Note that here I have set the TTL of the Dead Letter queue to 20 seconds, this means that after 20 seconds a failed message will be back in the processing queue. Once this set-up is in place and the appropriate structures are created in RabbitMQ, the consuming part of the code looks like this, expressed using Spring Integration Java DSL:

@Configuration
public class WorkInbound {

    @Autowired
    private RabbitConfig rabbitConfig;

    @Bean
    public IntegrationFlow inboundFlow() {
        return IntegrationFlows.from(
                Amqp.inboundAdapter(rabbitConfig.workListenerContainer()))
                .transform(Transformers.fromJson(WorkUnit.class))
                .log()
                .filter("(headers['x-death'] != null) ? headers['x-death'][0].count <= 3: true", f -> f.discardChannel("nullChannel"))
                .handle("workHandler", "process")
                .get();
    }

}

Most of the retry logic here is handled by the RabbitMQ infrastructure, the only change here is to break the cycle by explicitly discarding the message after a certain 2 retries.

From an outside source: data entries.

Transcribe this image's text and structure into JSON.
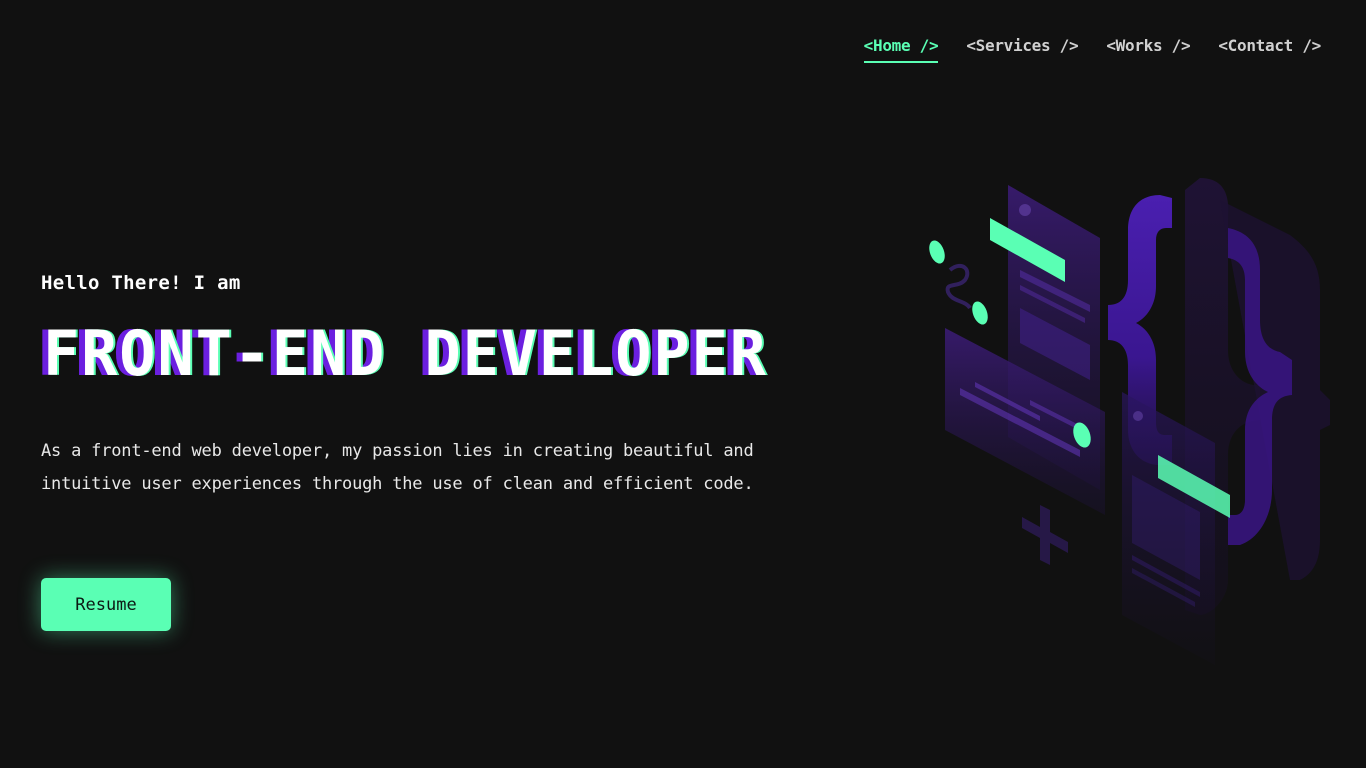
{
  "nav": {
    "items": [
      {
        "label": "<Home />",
        "active": true
      },
      {
        "label": "<Services />",
        "active": false
      },
      {
        "label": "<Works />",
        "active": false
      },
      {
        "label": "<Contact />",
        "active": false
      }
    ]
  },
  "hero": {
    "greeting": "Hello There! I am",
    "title": "FRONT-END DEVELOPER",
    "description": "As a front-end web developer, my passion lies in creating beautiful and intuitive user experiences through the use of clean and efficient code.",
    "resume_label": "Resume"
  },
  "colors": {
    "background": "#111111",
    "accent_green": "#5affb4",
    "accent_purple": "#6b1fe0",
    "text": "#ffffff"
  },
  "icons": {
    "illustration": "code-braces-isometric-illustration"
  }
}
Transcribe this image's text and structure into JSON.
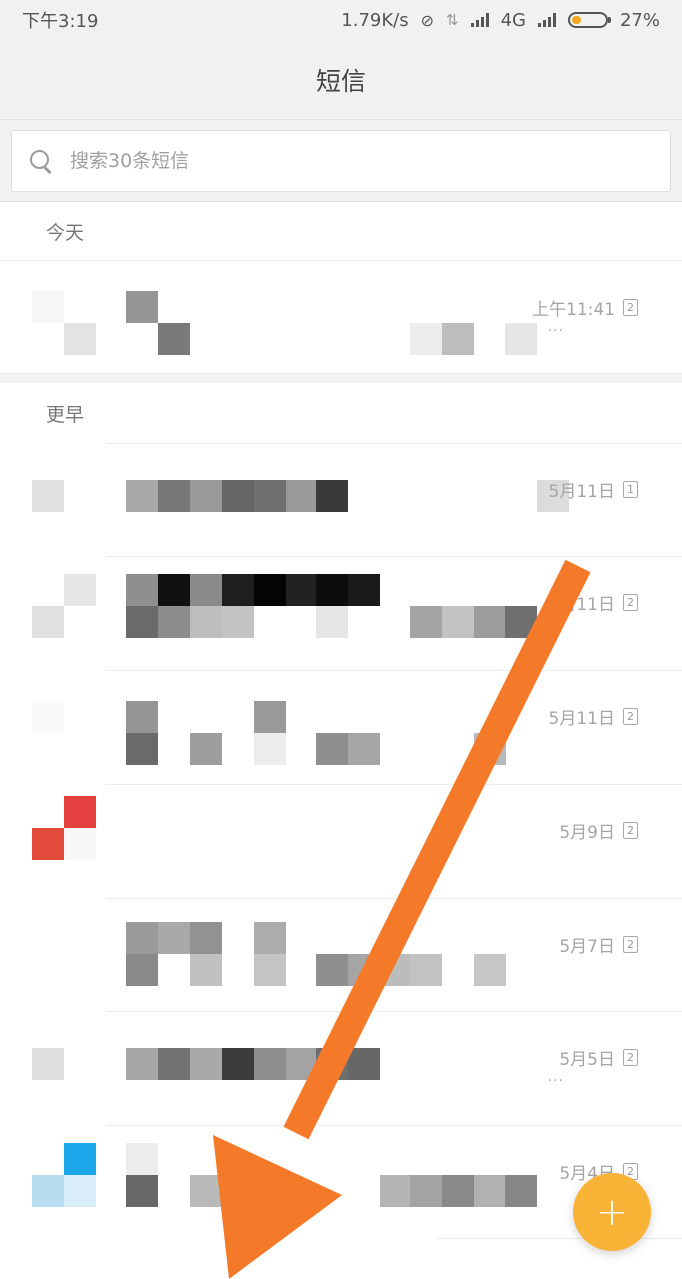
{
  "status_bar": {
    "time": "下午3:19",
    "net_speed": "1.79K/s",
    "network": "4G",
    "battery": "27%",
    "battery_level": 0.27
  },
  "header": {
    "title": "短信"
  },
  "search": {
    "placeholder": "搜索30条短信"
  },
  "sections": {
    "today": "今天",
    "earlier": "更早"
  },
  "messages": [
    {
      "time": "上午11:41",
      "sim": "2"
    },
    {
      "time": "5月11日",
      "sim": "1"
    },
    {
      "time": "5月11日",
      "sim": "2"
    },
    {
      "time": "5月11日",
      "sim": "2"
    },
    {
      "time": "5月9日",
      "sim": "2"
    },
    {
      "time": "5月7日",
      "sim": "2"
    },
    {
      "time": "5月5日",
      "sim": "2"
    },
    {
      "time": "5月4日",
      "sim": "2"
    }
  ],
  "fab": {
    "icon": "plus-icon"
  },
  "colors": {
    "accent": "#f8b236",
    "arrow": "#f47a2a",
    "avatar_red": "#e54040",
    "avatar_blue": "#1aa6e8"
  }
}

This break is expressed as a filter above, looking at the header called "x-death" that RabbitMQ adds to the message once it is sent to Dead Letter exchange. The filter is admittedly a little ugly - it can likely be expressed a little better in Java code.



One more thing to note is that the retry logic could have been expressed in-process using Spring Integration, however I wanted to investigate a flow where the retry times can be high (say 15 to 20 mins) which will not work well in-process and is also not cluster safe as I want any instances of an application to potentially handle the retry of a message.